Product Selector

Fusion 5.9
    Fusion 5.9

    Train a Smart Answers Supervised Model

    The Supervised solution for Smart Answers begins with training a model using your existing data and the Smart Answers Supervised Training job, as explained in this topic. The job includes an auto-tune feature that you can use instead of manually tuning the configuration.

    Training job requirements

    Storage

    150GB plus 2.5 times the total input data size.

    Processor and memory

    The memory requirements depend on whether you choose GPU or CPU processing:

    GPU CPU
    • one core

    • 11GB RAM

    • 32 cores

    • 32GB RAM

    If your training data contains more than 1 million entries, use GPU.

    1. Prepare the input data

    1. Format your input data as question/answer pairs, that is, a query and its corresponding response in each row.

      You can do this in any format that Managed Fusion supports.

      If there are multiple possible answers for a unique question, then repeat the questions and put the pair into different rows to make sure each row has one question and one answer, as in the example JSON below:

      [{"question":"How to transfer personal auto lease to business auto lease?","answer":"I would approach the lender that you are getting the lease from..."}
       {"question":"How to transfer personal auto lease to business auto lease?","answer":"See what the contract says about transfers or subleases..."}]
    2. Index the input data in Managed Fusion.

      If you wish to have the training data in Managed Fusion, index it into a separate collection for training data such as model_training_input. Otherwise you can use it directly from the cloud storage.

    2. Configure the training job

    1. In Managed Fusion, navigate to Collections > Jobs.

    2. Select Add > Smart Answers Supervised Training:

      Select the Smart Answers Supervised Training job

    3. In the Training Collection field, specify the input data collection that you created when you prepared the input data.

      You can also configure this job to read from or write to cloud storage. See Configure An Argo-Based Job to Access GCS and Configure An Argo-Based Job to Access S3.
    4. Enter the names of the Question Field and the Answer Field in the training collection.

    5. Enter a Model Deployment Name.

      The new machine learning model will be saved in the blob store with this name. You will reference it later when you configure your pipelines.

    6. Configure the Model base.

      There are several pre-trained word and BPE embeddings for different languages, as well as a few pre-trained BERT models.

      If you want to train custom embeddings, select word_custom or bpe_custom. This trains Word2vec on the provided data and specified fields. It might be useful in cases when your content includes unusual or domain-specific vocabulary.

      If you have content in addition to the query/response pairs that can be used to train the model, then specify it in the Texts Data Path.

      When you use the pre-trained embeddings, the log shows the percentage of processed vocabulary words. If this value is high, then try using custom embeddings.

      The job trains a few (configurable) RNN layers on top of word embeddings or fine-tunes a BERT model on the provided training data. The result model uses an attention mechanism to average word embeddings to obtain the final single dense vector for the content.

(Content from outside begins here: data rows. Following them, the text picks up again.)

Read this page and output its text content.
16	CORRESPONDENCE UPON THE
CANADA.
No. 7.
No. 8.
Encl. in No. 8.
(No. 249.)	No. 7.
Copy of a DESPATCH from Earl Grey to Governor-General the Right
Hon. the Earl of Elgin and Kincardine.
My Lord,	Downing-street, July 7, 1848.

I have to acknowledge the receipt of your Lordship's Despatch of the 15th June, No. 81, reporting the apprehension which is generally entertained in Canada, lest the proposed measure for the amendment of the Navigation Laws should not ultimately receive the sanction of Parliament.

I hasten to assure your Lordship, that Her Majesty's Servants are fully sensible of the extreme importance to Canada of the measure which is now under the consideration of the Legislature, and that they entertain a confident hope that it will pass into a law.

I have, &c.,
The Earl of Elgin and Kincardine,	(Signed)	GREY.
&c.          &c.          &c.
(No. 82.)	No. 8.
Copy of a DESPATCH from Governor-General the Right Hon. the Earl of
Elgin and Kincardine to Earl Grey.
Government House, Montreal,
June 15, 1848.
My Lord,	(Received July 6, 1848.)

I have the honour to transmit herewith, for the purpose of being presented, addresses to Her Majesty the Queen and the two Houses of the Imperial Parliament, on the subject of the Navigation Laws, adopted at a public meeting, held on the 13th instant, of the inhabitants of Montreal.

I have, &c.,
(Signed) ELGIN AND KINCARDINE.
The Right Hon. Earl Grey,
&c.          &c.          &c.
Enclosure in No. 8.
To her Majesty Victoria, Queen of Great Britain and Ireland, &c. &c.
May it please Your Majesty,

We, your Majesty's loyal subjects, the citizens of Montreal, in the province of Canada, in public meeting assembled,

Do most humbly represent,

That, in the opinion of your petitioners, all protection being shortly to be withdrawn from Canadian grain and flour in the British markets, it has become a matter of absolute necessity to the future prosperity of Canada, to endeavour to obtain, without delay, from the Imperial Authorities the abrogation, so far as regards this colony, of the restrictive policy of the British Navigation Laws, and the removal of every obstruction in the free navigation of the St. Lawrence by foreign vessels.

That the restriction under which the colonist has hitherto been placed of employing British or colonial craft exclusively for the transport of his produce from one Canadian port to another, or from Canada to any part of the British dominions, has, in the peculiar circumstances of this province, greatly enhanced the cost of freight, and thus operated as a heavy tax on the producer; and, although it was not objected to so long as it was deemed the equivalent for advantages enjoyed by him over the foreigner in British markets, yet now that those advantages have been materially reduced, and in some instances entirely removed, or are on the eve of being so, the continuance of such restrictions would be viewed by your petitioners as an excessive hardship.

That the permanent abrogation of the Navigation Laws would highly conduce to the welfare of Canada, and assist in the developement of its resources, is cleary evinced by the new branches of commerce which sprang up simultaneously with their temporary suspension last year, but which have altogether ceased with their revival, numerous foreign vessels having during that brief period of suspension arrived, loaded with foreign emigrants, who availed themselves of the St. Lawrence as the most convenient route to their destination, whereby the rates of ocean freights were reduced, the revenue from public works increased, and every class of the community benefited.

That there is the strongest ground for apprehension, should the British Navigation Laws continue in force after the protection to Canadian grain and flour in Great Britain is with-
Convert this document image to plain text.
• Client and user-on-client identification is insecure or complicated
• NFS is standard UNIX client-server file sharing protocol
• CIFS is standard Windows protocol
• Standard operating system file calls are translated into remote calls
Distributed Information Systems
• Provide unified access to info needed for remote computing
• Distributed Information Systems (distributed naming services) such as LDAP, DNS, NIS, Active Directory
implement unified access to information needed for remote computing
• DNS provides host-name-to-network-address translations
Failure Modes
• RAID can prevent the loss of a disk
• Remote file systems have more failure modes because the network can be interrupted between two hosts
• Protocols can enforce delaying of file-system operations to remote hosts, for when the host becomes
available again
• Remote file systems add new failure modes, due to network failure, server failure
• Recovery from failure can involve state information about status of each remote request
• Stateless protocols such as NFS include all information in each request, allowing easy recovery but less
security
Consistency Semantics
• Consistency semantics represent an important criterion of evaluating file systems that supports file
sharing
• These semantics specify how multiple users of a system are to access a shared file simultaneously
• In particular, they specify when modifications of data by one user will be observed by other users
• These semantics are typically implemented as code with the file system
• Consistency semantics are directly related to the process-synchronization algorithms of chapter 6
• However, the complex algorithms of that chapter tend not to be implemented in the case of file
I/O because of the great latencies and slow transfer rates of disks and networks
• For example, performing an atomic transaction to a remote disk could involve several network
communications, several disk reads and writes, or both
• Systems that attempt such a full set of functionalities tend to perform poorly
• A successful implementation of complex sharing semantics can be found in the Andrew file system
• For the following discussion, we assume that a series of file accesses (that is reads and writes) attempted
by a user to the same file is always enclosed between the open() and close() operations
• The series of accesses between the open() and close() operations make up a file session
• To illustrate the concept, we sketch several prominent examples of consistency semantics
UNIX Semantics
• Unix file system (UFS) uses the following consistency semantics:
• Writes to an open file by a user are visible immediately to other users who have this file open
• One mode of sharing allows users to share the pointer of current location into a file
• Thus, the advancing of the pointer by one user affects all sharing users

      Dimension size of vectors for Transformer-based models is 768. For RNN-based models it is 2 times the number units of the last layer. To find the dimension size: download the model, expand the zip, open the log and search for Encoder output dim size: line. You might need this information when creating collections in Milvus.
    7. Optional: Check Perform auto hyperparameter tuning to use auto-tune.

      Although training module tries to select the most optimal default parameters based on the training data statistics, auto-tune can extend it by automatically finding even better training configuration through hyper-parameter search. Although this is a resource-intensive operation, it can be useful to identify the best possible RNN-based configuration. Transformer-based models like BERT are not used during auto hyperparameter tuning as they usually perform better yet they are much more expensive on both training and inference time.

    8. Click Save.

      The saved job configuration

      If using solr as the training data source ensure that the source collection contains the random_* dynamic field defined in its managed-schema. This field is required for sampling the data. If it is not present, add the following entry to the managed-schema alongside other dynamic fields <dynamicField name="random_*" type="random"/> and <fieldType class="solr.RandomSortField" indexed="true" name="random"/> alongside other field types.
    9. Click Run > Start.

    After training is finished the model is deployed into the cluster and can be used in index and query pipelines.